PyPI Python tests License: MIT

Language identification, tokenization, and Zawgyi/Unicode conversion for 50+ Southeast and South Asian languages.

Revamp of pyidaungsu — ISO 639-3 labels, 17× more languages, reproducible training, uv-native.

At a glance

  • 50+ languages: 25 trained labels + 27 script-rule freebies
  • 99.85% P@1 on held-out validation
  • 1.8 MB detection model, ~13 MB full bundle
  • Local & offline: no API key, no GPU, no network
  • Returns None for out-of-scope text — no hallucinated answers
  • ricelang CLI ships with the Python package

Install

pip install ricelang
uv add ricelang

One-minute taste

import ricelang as rl

rl.detect("ထမင်းစားပြီးပြီလား")       # 'mya'   (Burmese)
rl.detect("안녕하세요")                # 'kor'   (Korean — via script rule)
rl.detect("🎉")                       #  None    (out of scope)

rl.tokenize("ဖေဖေနဲ့မေမေ၏ကျေးဇူး", form="word")
# ['ဖေဖေ', 'နဲ့', 'မေမေ', '၏', 'ကျေးဇူး']

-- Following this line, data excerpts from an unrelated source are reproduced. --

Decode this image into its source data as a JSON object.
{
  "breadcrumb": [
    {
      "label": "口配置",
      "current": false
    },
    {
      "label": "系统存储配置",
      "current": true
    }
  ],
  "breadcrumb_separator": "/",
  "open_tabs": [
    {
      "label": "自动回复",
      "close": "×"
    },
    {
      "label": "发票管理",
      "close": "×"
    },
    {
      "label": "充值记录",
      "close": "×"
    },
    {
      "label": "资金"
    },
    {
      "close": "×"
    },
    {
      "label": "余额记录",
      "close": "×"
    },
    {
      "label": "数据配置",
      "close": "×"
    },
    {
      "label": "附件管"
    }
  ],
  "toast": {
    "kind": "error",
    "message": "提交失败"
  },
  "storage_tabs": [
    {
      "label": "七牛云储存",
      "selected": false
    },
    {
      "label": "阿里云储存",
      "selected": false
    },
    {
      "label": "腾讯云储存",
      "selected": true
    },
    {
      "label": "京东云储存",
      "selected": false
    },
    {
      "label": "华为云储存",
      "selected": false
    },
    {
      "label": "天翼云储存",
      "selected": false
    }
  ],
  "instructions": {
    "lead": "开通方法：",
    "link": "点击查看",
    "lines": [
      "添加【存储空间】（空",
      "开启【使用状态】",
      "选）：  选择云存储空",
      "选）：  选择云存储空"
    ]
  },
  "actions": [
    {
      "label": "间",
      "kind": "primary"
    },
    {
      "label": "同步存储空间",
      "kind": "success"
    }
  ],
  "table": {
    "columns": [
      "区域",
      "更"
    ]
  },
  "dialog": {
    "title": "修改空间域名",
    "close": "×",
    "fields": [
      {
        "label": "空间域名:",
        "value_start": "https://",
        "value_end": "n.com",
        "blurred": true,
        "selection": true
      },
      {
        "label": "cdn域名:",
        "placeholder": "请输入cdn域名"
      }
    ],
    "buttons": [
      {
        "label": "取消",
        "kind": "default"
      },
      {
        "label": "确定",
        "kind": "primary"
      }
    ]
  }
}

rl.cvt2zg("ထမင်းစားပြီးပြီလား")        # → Zawgyi
rl.cvt2uni("ထမင္းစားၿပီးၿပီလား")        # → Unicode

…or from the shell:

ricelang detect "ထမင်းစားပြီးပြီလား"      # mya
echo "hello" | ricelang detect -          # None  (no rule for English-only short text)

When to use ricelang

ricelang is the right tool when you have text from Southeast or South Asia and need:

  • Language identification for routing/filtering pipelines
  • Tokenization that respects script and morphology (Burmese syllables, BPE subwords for downstream embeddings)
  • Zawgyi → Unicode normalization of legacy Burmese text
  • A small, deterministic, offline building block that's not an LLM

When not to use ricelang

  • Generic worldwide language detection — ricelang is specialised for SE/South Asia + East Asian script families. Use fasttext lid.176 or cld3 as an upstream router if you process arbitrary global text.
  • Anything requiring reasoning — translation, summarization, structured extraction. That's LLM territory.